Open viewizard opened 1 year ago
CC @alpencolt
Tagging subscribers to this area: @tommcdon See info in area-owners.md if you want to be subscribed.
Author: | viewizard |
---|---|
Assignees: | - |
Labels: | `area-Diagnostics-coreclr`, `untriaged` |
Milestone: | - |
cc @jkotas
@jkotas did you have a chance to take a look?
Looks like a regression, it may be related to #71661. @tommcdon Do you see this problem in VS debugger tests?
This may be related to https://github.com/dotnet/runtime/pull/72705 and if 'yes' it could be a duplicate to https://github.com/dotnet/runtime/issues/72703. I am not seeing any issues in our Visual Studio func-eval abort testing on .NET 7 or .NET 8 running against Linux and macOS.
@viewizard would it be possible to share a reproducible test case of the debuggee function failing to abort?
I just figure out, that in case some simple test all works fine on Linux amd64 with VSCode debugger and our debugger too. For example, simple test like:
using System;
namespace test
{
class Program
{
static int eval_test()
{
//System.Diagnostics.Debugger.NotifyOfCrossThreadDependency();
System.Threading.Thread.Sleep(20000);
return 5;
}
static void Main()
{
int i = 0;
i ++;
}
}
}
with evaluation for eval_test()
at line i++
will properly abort since timed out.
In case of our debugger, it will also abort without any issues in case NotifyOfCrossThreadDependency
will uncomment.
But it fails on our complex eval tests we do at lines (note, Label.Checkpoint
blocks is parts related of control program, that interact with debugger, other code - debuggee program related code):
https://github.com/Samsung/netcoredbg/blob/master/test-suite/MITestVariables/Program.cs#L1197
https://github.com/Samsung/netcoredbg/blob/master/test-suite/MITestEvaluate/Program.cs#L1453
https://github.com/Samsung/netcoredbg/blob/master/test-suite/VSCodeTestVariables/Program.cs#L1315
https://github.com/Samsung/netcoredbg/blob/master/test-suite/VSCodeTestEvaluate/Program.cs#L1577
all the time, Abort()
return S_OK:
https://github.com/Samsung/netcoredbg/blob/fb63fd9a834a3f640bc573827bf50c142ee5039b/src/debugger/evalwaiter.cpp#L241
https://github.com/Samsung/netcoredbg/blob/fb63fd9a834a3f640bc573827bf50c142ee5039b/src/debugger/evalwaiter.cpp#L183
as you could see we do a lot of evals before abort-related test, probably this is related (unfortunately I was not able to reproduce this with some simple code in VSCode). If you would like, I could provide instruction how you could use our debugger on Linux in order to run this tests.

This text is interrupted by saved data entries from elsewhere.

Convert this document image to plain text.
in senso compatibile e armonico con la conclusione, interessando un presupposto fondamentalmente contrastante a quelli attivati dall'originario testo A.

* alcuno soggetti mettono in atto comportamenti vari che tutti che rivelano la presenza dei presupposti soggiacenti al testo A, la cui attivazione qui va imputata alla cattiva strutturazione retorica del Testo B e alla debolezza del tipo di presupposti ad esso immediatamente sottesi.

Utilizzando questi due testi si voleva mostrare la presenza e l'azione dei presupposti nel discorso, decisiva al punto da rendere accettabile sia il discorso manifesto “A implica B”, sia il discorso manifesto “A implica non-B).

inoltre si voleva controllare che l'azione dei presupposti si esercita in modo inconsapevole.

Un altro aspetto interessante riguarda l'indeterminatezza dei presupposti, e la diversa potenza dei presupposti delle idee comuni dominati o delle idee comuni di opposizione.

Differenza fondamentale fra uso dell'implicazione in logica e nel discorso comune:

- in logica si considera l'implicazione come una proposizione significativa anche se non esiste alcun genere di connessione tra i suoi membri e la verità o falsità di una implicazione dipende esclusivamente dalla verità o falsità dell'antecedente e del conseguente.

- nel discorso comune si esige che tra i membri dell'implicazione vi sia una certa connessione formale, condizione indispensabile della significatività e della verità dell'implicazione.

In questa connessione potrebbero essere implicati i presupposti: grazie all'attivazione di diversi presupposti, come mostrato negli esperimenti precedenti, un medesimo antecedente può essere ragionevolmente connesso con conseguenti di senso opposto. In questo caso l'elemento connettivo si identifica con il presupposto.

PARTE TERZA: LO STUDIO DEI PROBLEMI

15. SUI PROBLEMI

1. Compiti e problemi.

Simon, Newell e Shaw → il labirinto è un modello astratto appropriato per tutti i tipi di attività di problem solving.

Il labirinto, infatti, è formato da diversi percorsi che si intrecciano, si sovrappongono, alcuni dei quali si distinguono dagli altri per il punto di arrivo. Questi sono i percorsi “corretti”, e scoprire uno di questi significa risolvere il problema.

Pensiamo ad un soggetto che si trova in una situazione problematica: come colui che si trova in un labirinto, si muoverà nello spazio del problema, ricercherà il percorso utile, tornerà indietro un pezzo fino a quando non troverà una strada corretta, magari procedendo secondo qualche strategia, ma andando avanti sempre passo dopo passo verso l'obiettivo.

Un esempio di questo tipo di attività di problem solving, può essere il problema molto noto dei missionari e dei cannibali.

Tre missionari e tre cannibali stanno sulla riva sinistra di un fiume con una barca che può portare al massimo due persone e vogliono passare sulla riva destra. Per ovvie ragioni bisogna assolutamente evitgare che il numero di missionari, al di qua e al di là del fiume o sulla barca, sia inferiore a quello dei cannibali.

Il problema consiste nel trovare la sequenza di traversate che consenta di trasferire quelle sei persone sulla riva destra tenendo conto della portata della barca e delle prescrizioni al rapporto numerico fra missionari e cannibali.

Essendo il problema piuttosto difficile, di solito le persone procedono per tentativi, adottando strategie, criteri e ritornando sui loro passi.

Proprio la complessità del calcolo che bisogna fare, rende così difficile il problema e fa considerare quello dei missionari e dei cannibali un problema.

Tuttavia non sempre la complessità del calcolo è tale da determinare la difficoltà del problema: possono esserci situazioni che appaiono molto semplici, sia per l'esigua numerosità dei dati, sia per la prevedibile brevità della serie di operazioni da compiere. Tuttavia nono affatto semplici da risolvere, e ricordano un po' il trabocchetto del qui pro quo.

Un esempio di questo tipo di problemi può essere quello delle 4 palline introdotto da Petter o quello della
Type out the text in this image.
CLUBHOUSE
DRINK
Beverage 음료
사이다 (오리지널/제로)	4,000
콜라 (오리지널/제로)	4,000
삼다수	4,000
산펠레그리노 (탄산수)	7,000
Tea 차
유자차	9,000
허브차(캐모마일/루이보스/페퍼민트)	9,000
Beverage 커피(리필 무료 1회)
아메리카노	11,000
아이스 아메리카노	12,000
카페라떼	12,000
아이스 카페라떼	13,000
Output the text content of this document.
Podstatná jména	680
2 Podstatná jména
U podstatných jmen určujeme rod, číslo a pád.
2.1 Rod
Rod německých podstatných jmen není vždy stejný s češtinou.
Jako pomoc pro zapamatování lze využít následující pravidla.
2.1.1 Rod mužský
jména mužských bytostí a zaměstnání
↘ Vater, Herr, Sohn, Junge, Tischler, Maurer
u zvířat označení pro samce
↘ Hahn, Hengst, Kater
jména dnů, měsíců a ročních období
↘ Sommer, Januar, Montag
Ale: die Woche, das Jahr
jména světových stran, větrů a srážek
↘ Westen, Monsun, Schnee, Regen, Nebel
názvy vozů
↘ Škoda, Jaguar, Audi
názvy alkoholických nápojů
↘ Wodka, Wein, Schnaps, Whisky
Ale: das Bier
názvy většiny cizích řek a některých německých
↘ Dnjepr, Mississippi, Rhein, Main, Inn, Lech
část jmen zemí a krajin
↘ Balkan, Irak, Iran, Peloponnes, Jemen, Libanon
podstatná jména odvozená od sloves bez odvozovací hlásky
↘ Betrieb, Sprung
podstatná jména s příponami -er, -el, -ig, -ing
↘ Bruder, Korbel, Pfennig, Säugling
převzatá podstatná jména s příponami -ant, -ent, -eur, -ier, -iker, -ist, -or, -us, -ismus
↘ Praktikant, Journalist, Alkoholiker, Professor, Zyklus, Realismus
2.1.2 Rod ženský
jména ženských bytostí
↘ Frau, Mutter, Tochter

Thanks for taking a look @viewizard! Would you mind explaining what GetAndCheckValue
and CheckErrorAtRequest
does? I'm guessing it performs a func-eval. So if I am reading the code correctly, it seems the order events are:
stGetInt()
stGetInt(333)
getInt()
TestTimeOut()
Is this the TestTimeOut()
function the one that fails to Abort()? It seems it sleeps for 10 seconds then returns. How long does the test wait for the abort to occur?
If we selectively comment out different parts of the test, does the Abort eventually begin to succeed? If 'yes' then I suggest systematically un-commenting test code until we find the previous step that causes the Abort to fail. It may be that something before the func-eval abort is causing the debugger or the runtime to be destabilized and leads to the func-eval abort failure.
Yes, GetAndCheckValue
and CheckErrorAtRequest
send to debugger EvaluateRequest
and wait for reply, for GetAndCheckValue
we compare it with ExpectedResult
and ExpectedType
.
it seems the order events are: func-eval stGetInt() func-eval stGetInt(333) func-eval getInt() func-eval TestTimeOut()
You absolutely right, but I was not able to reproduce abort-related issue with only this evals tests, this looks strange for me, since we do only this tests on current breakpoint stop.
Is this the TestTimeOut() function the one that fails to Abort()? It seems it sleeps for 10 seconds then returns. How long does the test wait for the abort to occur?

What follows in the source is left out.